< Back to Insights

How to Stop Multitasking

We are all multitaskers. We talk while we drive, we answer text messages and emails during meetings, we return phone calls while surfing the Internet, we cook dinner while talking on the phone, etc. We are always doing more than one thing at a time. And if we are doing just one thing, like driving, we feel like we should be doing more!

Most of us are overscheduled, with too many things to do and not enough time to do it. So we multitask, thinking this helps us be more efficient and productive.

But the truth is it doesn’t. Studies point to the same conclusions: Multitasking actually makes us less productive, less efficient, and more prone to mistakes. Performance actually decreases when a person does too many tasks.
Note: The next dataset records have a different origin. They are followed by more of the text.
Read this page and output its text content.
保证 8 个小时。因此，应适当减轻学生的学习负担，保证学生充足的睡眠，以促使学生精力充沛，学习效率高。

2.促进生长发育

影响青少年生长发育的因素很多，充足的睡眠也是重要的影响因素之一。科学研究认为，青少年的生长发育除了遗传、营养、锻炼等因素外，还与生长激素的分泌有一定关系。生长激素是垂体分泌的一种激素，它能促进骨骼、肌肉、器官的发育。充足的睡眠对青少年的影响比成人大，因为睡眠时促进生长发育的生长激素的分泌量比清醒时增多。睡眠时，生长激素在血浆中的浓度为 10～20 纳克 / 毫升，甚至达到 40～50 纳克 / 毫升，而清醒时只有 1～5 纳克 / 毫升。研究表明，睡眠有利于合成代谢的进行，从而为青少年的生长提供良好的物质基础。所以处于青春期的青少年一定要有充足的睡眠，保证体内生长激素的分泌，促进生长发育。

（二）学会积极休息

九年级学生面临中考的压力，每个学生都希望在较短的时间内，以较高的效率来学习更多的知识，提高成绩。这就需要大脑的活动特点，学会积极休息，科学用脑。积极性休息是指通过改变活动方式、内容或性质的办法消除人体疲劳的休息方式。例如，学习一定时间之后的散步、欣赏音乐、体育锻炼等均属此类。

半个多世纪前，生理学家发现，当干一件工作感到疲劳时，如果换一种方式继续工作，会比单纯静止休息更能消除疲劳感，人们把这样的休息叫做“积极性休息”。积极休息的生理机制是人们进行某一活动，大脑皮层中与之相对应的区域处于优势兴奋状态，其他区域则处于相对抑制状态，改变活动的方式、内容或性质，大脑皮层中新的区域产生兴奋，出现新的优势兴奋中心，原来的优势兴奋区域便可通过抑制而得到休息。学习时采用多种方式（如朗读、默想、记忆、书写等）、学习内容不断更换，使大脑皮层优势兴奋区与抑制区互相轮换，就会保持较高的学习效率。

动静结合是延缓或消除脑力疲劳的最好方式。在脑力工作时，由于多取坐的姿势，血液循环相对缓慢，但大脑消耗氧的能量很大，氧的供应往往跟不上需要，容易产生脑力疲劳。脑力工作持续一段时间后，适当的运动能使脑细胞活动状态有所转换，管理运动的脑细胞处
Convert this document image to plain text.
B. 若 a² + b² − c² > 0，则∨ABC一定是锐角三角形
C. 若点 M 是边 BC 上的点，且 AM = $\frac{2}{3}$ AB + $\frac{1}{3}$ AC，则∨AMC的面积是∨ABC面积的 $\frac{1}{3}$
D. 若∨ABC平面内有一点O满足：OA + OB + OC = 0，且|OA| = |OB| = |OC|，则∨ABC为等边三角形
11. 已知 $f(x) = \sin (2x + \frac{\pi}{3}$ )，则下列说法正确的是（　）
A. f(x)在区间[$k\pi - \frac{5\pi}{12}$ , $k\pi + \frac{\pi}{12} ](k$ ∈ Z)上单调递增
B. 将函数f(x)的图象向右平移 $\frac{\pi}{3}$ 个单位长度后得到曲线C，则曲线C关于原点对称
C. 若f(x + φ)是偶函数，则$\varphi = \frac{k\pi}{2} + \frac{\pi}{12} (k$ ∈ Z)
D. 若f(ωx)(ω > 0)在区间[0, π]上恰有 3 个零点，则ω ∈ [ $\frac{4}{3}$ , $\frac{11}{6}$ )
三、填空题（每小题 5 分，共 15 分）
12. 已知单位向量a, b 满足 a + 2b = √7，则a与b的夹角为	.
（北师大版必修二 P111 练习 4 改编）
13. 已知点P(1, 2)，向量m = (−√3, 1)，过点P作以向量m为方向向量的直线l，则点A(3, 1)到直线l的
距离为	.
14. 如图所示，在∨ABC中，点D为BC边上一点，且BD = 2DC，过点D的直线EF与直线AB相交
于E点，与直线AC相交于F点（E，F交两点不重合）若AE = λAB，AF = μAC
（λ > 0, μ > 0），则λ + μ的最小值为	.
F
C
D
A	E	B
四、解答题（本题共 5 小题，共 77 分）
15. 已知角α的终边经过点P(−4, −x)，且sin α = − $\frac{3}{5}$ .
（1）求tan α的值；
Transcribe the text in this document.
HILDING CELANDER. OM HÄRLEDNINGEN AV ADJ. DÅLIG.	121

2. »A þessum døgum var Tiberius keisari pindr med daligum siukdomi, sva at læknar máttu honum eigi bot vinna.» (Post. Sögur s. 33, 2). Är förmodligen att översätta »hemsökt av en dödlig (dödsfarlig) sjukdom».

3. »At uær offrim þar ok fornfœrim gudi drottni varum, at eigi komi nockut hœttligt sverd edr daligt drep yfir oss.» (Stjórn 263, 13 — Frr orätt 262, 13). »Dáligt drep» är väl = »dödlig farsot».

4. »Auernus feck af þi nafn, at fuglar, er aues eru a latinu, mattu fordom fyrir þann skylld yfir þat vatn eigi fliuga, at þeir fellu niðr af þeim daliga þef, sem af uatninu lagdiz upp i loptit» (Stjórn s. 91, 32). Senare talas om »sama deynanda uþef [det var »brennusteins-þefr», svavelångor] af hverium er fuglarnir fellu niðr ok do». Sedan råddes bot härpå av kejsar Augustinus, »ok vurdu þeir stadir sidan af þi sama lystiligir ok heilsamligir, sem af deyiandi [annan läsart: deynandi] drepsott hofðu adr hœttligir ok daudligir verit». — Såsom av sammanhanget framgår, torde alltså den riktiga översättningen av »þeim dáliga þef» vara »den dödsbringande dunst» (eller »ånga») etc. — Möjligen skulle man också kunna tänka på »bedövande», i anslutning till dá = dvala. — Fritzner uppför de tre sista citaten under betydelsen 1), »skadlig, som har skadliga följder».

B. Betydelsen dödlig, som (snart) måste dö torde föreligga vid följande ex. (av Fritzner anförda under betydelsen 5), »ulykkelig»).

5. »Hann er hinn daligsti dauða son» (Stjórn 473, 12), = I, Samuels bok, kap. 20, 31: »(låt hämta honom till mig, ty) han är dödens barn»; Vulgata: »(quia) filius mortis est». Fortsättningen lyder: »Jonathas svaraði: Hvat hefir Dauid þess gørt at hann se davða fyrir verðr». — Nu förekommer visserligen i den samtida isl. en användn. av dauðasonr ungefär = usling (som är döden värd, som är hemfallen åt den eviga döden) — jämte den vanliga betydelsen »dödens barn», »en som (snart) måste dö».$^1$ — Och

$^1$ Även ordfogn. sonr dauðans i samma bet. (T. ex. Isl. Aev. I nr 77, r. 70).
Researchers with the American Psychological Association found that trying to do two tasks simultaneously—for example, listening to a presentation while answering emails—resulted in decreased productivity in both tasks.

Researchers also found that switching back-and-forth between too many tasks hurt productivity. They found that a worker who is asked to switch between researching and writing reports, answering phones, and interacting with co-workers lost 20 to 40 percent in efficiency. This is called task switching, and it hurts productivity because it takes longer to get back to the original work.

The very best way to get something done? Focus on a single thing. Multitasking is simply not an effective way to work.

So, how do we stop it?

Well, it’s tough, because multitasking is now a firmly engrained habit. But, as with all habits, this one may be broken with some simple strategies and discipline. Here are some tips to help you learn to do one thing at a time:

  1. Try task scheduling. Make a schedule of when you will do certain tasks, like check your email, return phone calls, check your LinkedIn or Facebook pages, etc. And then stick to it. Get in the habit of scheduing these things. If you are checking them every five minutes you’ll lose focus.
  1. Minimize distractions. You’ve trained yourself to respond every time you hear a ding or a ping or see that little red number pop up in your mailbox, so turn those features off. Silence your phone if you can.

If you can’t silence your phone or text alerts at work, at the very least learn to prioritize them. Unless you absolutely need to take that call, let it roll to voicemail. Don’t let distractions distract you!

  1. Learn to say no. One of the reasons people multitask is they are overwhelmed. We are often our own worst enemies here—we take on too many commitments. Learn to say no or “let me think about it” before you take on a commitment. Do you really want to do whatever is being asked of you? Is it going to make you happy or help your career? Think it through before saying yes.
  1. Lighten the load at work. If you are overscheduled and overwhelmed at work, talk to your boss. Explain that you simply can’t get everything done, or can’t adapt to changes or problem solving because you are bogged down. You don’t necessarily have to say no, but you do have to look at what is already on your plate and be realistic about the quality and quantity of work you can do.
  1. Prioritize. Get out your calender, your to-do list, or whatever way you document your workload. Look it over. Now, prioritize it. Identify the things that absolutely positively must get done v. those that are less important.
  1. Be present. A great way to stop multitasking is to be mindful of exactly what you are doing when you are doing it. It’s called mindfulness, and it’s a form of meditation. When you are writing an email, focus on that email and just on that eamil. When you are speaking to a colleague, focus on that colleague. When you are in a meeting, focus on the speaker. You have to (re)train your brain to get used to doing one thing at a time. Be mindful, pay attention, and stay focused.

Multitasking and overscheduling are really just bad habits that can be broken with a little understanding and a little discipline. Understand that shifting or splitting your mental attention actually costs you efficiency. By doing less, saying no, and being mindful of the task at hand, you will actually be doing more and better work. Good luck!